C.banner decision a hammer blow for House of Fraser
House of Fraser is on the brink of collapse, with Chinese investor C.banner pulling out of a rescue deal.
The company has released a statement confirming it no longer intends to go ahead with plans to buy a 51% in House of Fraser. It had previously planned to inject £70 million of new capital into the struggling retailer.
The crisis that House of Fraser now finds itself in reflects the inability of older institutions to move as fast as modern e-commerce sites, argues ParcelHero’s Head of Consumer Research, David Jinks. “In order to survive, House of Fraser needed a £70 million investment promised by C.banner, or hope Sports Direct founder Mike Ashley (who already holds 11% of HoF shares) would make a much-needed loan. But apart from needing an urgent cash injection, the true heart of the problem for House of Fraser is outdated stores and an even more outmoded website.”
A report released by ParcelHero in May, Departing Department Stores, singled out House of Fraser for criticism because of its antiquated web integration.
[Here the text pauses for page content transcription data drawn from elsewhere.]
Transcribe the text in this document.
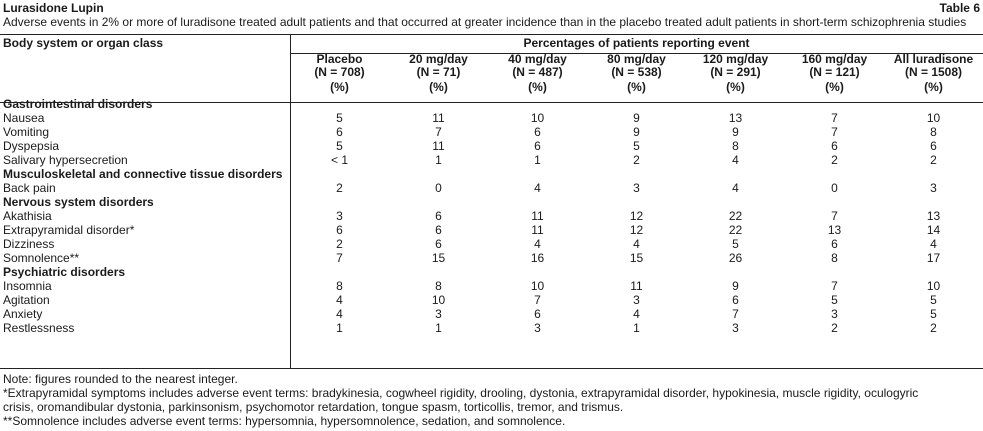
Lurasidone Lupin	Table 6
Adverse events in 2% or more of luradisone treated adult patients and that occurred at greater incidence than in the placebo treated adult patients in short-term schizophrenia studies
Body system or organ class	Percentages of patients reporting event						
	Placebo	20 mg/day	40 mg/day	80 mg/day	120 mg/day	160 mg/day	All luradisone
	(N = 708)	(N = 71)	(N = 487)	(N = 538)	(N = 291)	(N = 121)	(N = 1508)
	(%)	(%)	(%)	(%)	(%)	(%)	(%)
Gastrointestinal disorders							
Nausea	5	11	10	9	13	7	10
Vomiting	6	7	6	9	9	7	8
Dyspepsia	5	11	6	5	8	6	6
Salivary hypersecretion	< 1	1	1	2	4	2	2
Musculoskeletal and connective tissue disorders							
Back pain	2	0	4	3	4	0	3
Nervous system disorders							
Akathisia	3	6	11	12	22	7	13
Extrapyramidal disorder*	6	6	11	12	22	13	14
Dizziness	2	6	4	4	5	6	4
Somnolence**	7	15	16	15	26	8	17
Psychiatric disorders							
Insomnia	8	8	10	11	9	7	10
Agitation	4	10	7	3	6	5	5
Anxiety	4	3	6	4	7	3	5
Restlessness	1	1	3	1	3	2	2
Note: figures rounded to the nearest integer.
*Extrapyramidal symptoms includes adverse event terms: bradykinesia, cogwheel rigidity, drooling, dystonia, extrapyramidal disorder, hypokinesia, muscle rigidity, oculogyric
crisis, oromandibular dystonia, parkinsonism, psychomotor retardation, tongue spasm, torticollis, tremor, and trismus.
**Somnolence includes adverse event terms: hypersomnia, hypersomnolence, sedation, and somnolence.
Ordering furniture such as most of its online sofa range involves leaving the main site altogether and linking to a ‘white label’ site operated not by House of Fraser, but by a ‘rival’ furniture site, A. Share & Sons site – best known for its ScS branded stores.
“So clunky is the integration that Items placed in main site ‘bag’ do not appear in A. Share & Sons site ‘basket’ and vica versa; meaning it’s not even possible to buy clothes and furniture in the same transaction,” says Jinks.
“It is to be hoped House of Fraser resolves its funding issues successfully, but even if it does manage to secure funding, through Mike Ashley or even a possible merger with Debenhams, it must still close the 31 stores it plans to axe and drag its web functionality into the 21st century. Only then can HoF offer the seamless bricks and clicks multi-platform approach to sales that is essential for modern retailers,” he concludes.